Hi XPMortem
Regarding those CD vs CL graphs of NACA airfoils:
I thought that (for positive CLs) CD was always increasing with AoA, wether with or drag bucket or not, since CD is basically the sum of CD parasite (constant with AoA) and CD induced (increasing with AoA).
I am not sure now but the graphs I remember comparing conventional and laminar NACA airfoils had its minimum drag coefficient at CL=0.
However, in the 767 graphs you show, both airfoils have the minimum drag at a positive CL.
What is the reason for that effect?
¿Do you also have the L/D graph versus AoA for the 767?
Thank you
As for the energy calculations ¿What is your opinion about the following?
Let's consider a descent from cruising altitude to a given altitude at a constant IAS for two identical airplanes, light and heavy.

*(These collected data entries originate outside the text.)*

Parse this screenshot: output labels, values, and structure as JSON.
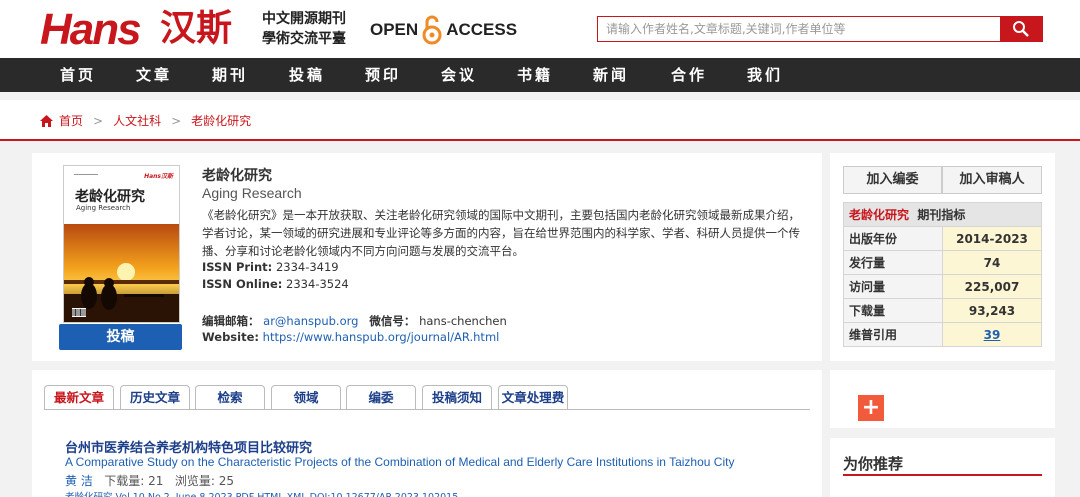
{
  "header": {
    "logo_en": "Hans",
    "logo_cn": "汉斯",
    "slogan_line1": "中文開源期刊",
    "slogan_line2": "學術交流平臺",
    "oa_left": "OPEN",
    "oa_right": "ACCESS",
    "search_placeholder": "请输入作者姓名,文章标题,关键词,作者单位等"
  },
  "nav": [
    "首页",
    "文章",
    "期刊",
    "投稿",
    "预印",
    "会议",
    "书籍",
    "新闻",
    "合作",
    "我们"
  ],
  "breadcrumb": [
    "首页",
    "人文社科",
    "老龄化研究"
  ],
  "journal": {
    "cover_title": "老龄化研究",
    "cover_sub": "Aging Research",
    "cover_brand": "Hans汉斯",
    "title": "老龄化研究",
    "title_en": "Aging Research",
    "description": "《老龄化研究》是一本开放获取、关注老龄化研究领域的国际中文期刊，主要包括国内老龄化研究领域最新成果介绍，学者讨论，某一领域的研究进展和专业评论等多方面的内容，旨在给世界范围内的科学家、学者、科研人员提供一个传播、分享和讨论老龄化领域内不同方向问题与发展的交流平台。",
    "issn_print_label": "ISSN Print:",
    "issn_print": "2334-3419",
    "issn_online_label": "ISSN Online:",
    "issn_online": "2334-3524",
    "email_label": "编辑邮箱：",
    "email": "ar@hanspub.org",
    "wechat_label": "微信号：",
    "wechat": "hans-chenchen",
    "website_label": "Website:",
    "website": "https://www.hanspub.org/journal/AR.html",
    "submit_label": "投稿"
  },
  "side": {
    "btn_editorial": "加入编委",
    "btn_reviewer": "加入审稿人",
    "metrics_title_red": "老龄化研究",
    "metrics_title": "期刊指标",
    "metrics": [
      {
        "label": "出版年份",
        "value": "2014-2023"
      },
      {
        "label": "发行量",
        "value": "74"
      },
      {
        "label": "访问量",
        "value": "225,007"
      },
      {
        "label": "下载量",
        "value": "93,243"
      },
      {
        "label": "维普引用",
        "value": "39"
      }
    ],
    "plus": "+",
    "recommend": "为你推荐"
  },
  "tabs": [
    "最新文章",
    "历史文章",
    "检索",
    "领域",
    "编委",
    "投稿须知",
    "文章处理费"
  ],
  "article": {
    "title": "台州市医养结合养老机构特色项目比较研究",
    "title_en": "A Comparative Study on the Characteristic Projects of the Combination of Medical and Elderly Care Institutions in Taizhou City",
    "authors": "黄 洁",
    "downloads_label": "下载量:",
    "downloads": "21",
    "views_label": "浏览量:",
    "views": "25",
    "citation": "老龄化研究 Vol.10 No.2, June 8 2023  PDF  HTML  XML  DOI:10.12677/AR.2023.102015"
  }
}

Their potential energy is to be dissipated, transferred to the air. The heavier, the more potential energy. For a similar rate of dissipating energy (for a similar drag) the heavier needs more time to dissipate its potential energy. Same speed, longer time, more distance.
At a given airspeed, the heavier has more drag (or so I used to believe) which means a faster rate of spoiling energy. But this effect does not overcome the effect of the greater potential energy of the heavy one.
We should consider kinetic energy too, since at constant IAS there is a decrease in TAS as we descend. This decceleration is identical in both heavy and light. However, the decrease in kinetic energy is greater in the case of the heavy, because of its mass. So, not only the heavier has to transfer more Potential energy but it also has to transfer more Kinetic energy. At a similar rate of loosing energy, or Drag, the heavier will need more time and hence more distance.
Again, the heavy has more drag for the same airspeed, but the mass effect is stronger.